AFAIR IBM was involved in the making of 2001... But when they learned that it was about a computer "killing people", they wanted all the IBM logos removed.
TL;DR — I agree wholeheartedly and thanks for the chance to blather about a fictional universe I really enjoy, also a huge wall of text about Event Horizon as a ‘prequel’ showing an interesting division within the 40K fandom.
I agree so hard that I would upvote your comment a thousand times if I could. This fan originated ‘prequel’ to the 40k universe is absolutely perfect in both aesthetic and tone.
But I think, despite the wide support this concept has, it displays a really interesting view into some large tonal changes in the fandom and published materials and attitudes. Within the 40k fandom I think there are a group of fans (mostly older now and less involved in the hobby) that disagree with Event Horizon as a ‘prequel’. It is an interesting dichotomy between what 40k has been since the late 90’s and what it was at its start and during its early editions.
Early fans, in the discourse I have seen online and in older GW periodicals, really focused on the political satire and the somewhat eclectic humorous undertones (and often overtones). The tongue-in-cheek demonization of the human faction, via making them so crazily over-the-top authoritarian, WWII-type theocratic fascists, is clearly pitched as a caricature of the then super powerful right wing party, under Thatcher and her ilk. The other factions had less direct satirical targets, but, as an example, the Orcs power of ‘be stupid but believe and results will follow’ can be seen as a critique of the apparent lack of intellectual curiosity and focus on conformity present in the UK, or as a statement on the semi-‘Cargo Cult’ mentality around the rising hyper-consumerism that was beginning to be pushed on the public by plutocrats. There are plenty of other broad and specific satirical or openly political commentary throughout the 80’s material, especially in White Dwarf supplemental writing.
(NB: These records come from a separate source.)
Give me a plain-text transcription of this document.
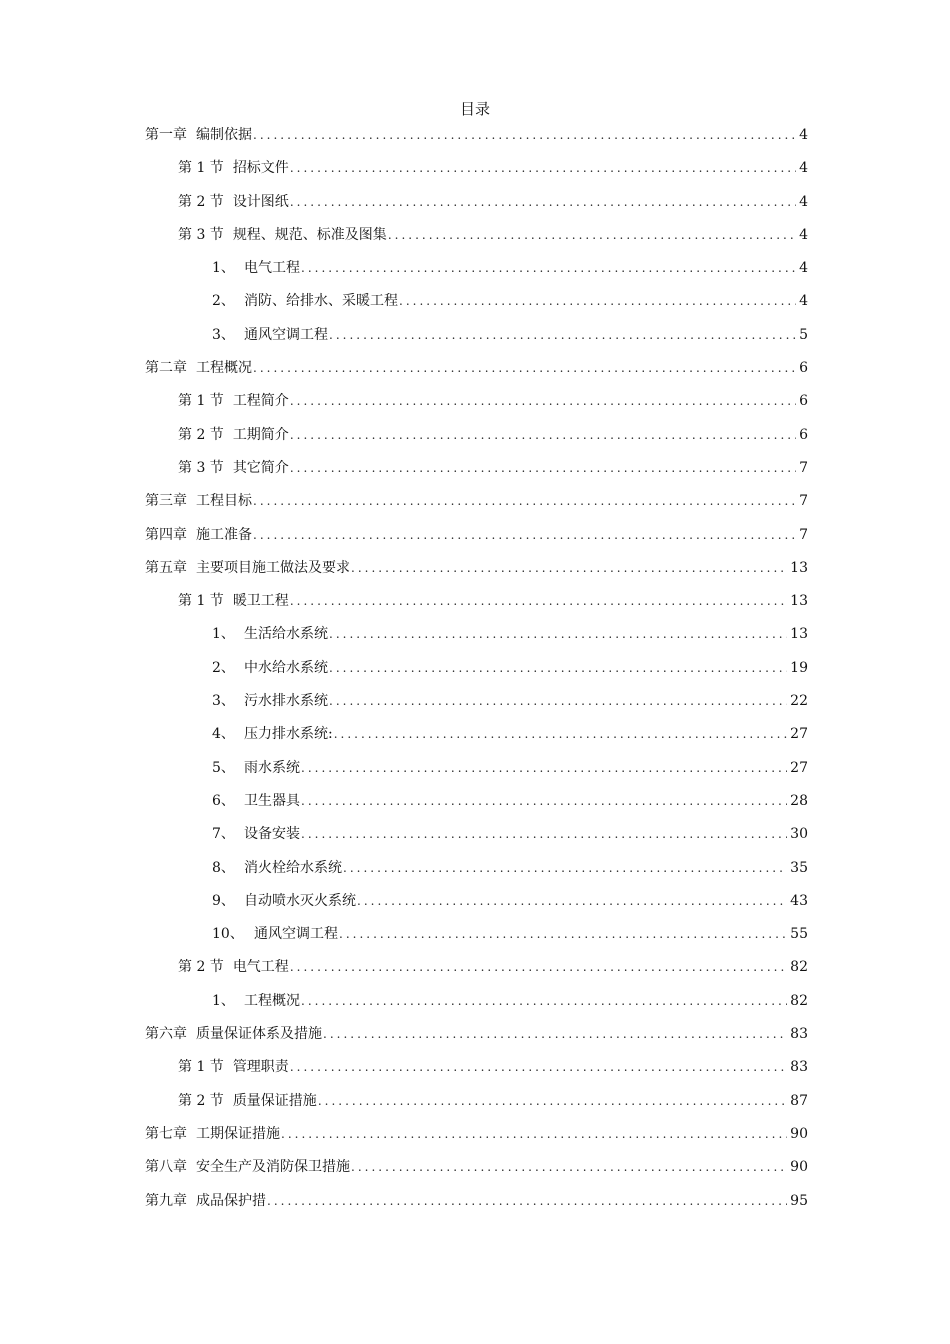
目录
第一章 编制依据 .....	4
第 1 节 招标文件 .....	4
第 2 节 设计图纸 .....	4
第 3 节 规程、规范、标准及图集 .....	4
1、 电气工程 .....	4
2、 消防、给排水、采暖工程 .....	4
3、 通风空调工程 .....	5
第二章 工程概况 .....	6
第 1 节 工程简介 .....	6
第 2 节 工期简介 .....	6
第 3 节 其它简介 .....	7
第三章 工程目标 .....	7
第四章 施工准备 .....	7
第五章 主要项目施工做法及要求 .....	13
第 1 节 暖卫工程 .....	13
1、 生活给水系统 .....	13
2、 中水给水系统 .....	19
3、 污水排水系统 .....	22
4、 压力排水系统: .....	27
5、 雨水系统 .....	27
6、 卫生器具 .....	28
7、 设备安装 .....	30
8、 消火栓给水系统 .....	35
9、 自动喷水灭火系统 .....	43
10、 通风空调工程 .....	55
第 2 节 电气工程 .....	82
1、 工程概况 .....	82
第六章 质量保证体系及措施 .....	83
第 1 节 管理职责 .....	83
第 2 节 质量保证措施 .....	87
第七章 工期保证措施 .....	90
第八章 安全生产及消防保卫措施 .....	90
第九章 成品保护措 .....	95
However, then there are the fans that came into the hobby in the late-middle and late 90’s and up til present day. 40k has been a cornerstone, forerunner, and standard bearer for Grimdark(tm) for nearly the last 30 years. This block of fans (by far those most active in the hobby, particularly the lore/fluff/art creation and discussion) absolutely sees Event Horizon as being a perfect fit for 40K. The days of satire are long past, now the factions and characters in the setting are nearly played straight as examples of their respective stereotypes and associated tropes in genre fiction. Granted, 40k established a good portion of the grimdark tropes, but it has remained steadfast in utilizing and somewhat revising those trappings of the genre without apology.
Where 80’s 40K would have by now been lampshading everything in the setting and potentially altering fluff to better satirize the current global political and societal milieu, the current fandom and GW itself are committing to playing the universe out.
I love 40K and think both perspectives have merit, but at the end of the day 40K is still my vibe no matter which side of this divide I may find myself.
To me the silliness of Event Horizon fits the tone of 40K well. People who decided it's supposed to be taken seriously seem the same as those who don't realise Batman isn't a serious way to attack crime or that Judge Dredd isn't an endorsement of militarised police.
This is why I'll pay Relic but not Talisman, the Talisman game is very silly, but Relic sets it in the 40K universe where it makes sense. Or rather, it makes no less sense than everything else.
It feels like societal satire in this vein is becoming rare. I fondly remember sci-fi movies like Starship Troopers, Robocop, Brazil or even They Live, but not much about recent times. Maybe Don't Look Up comes close, haven't watched it yet.
I thought Don't Look Up was pretty solid satire. It's not quite so obvious at first, but by the time of the post-credits scenes they really hammer the point home and I found it very funny.
Don’t look up is in position 3 on my ‘to-be-watched’. I’m holding out hope that it is good. I know it is supposed to be a comedy, but I haven’t seen someone fully commit to it being hard satire.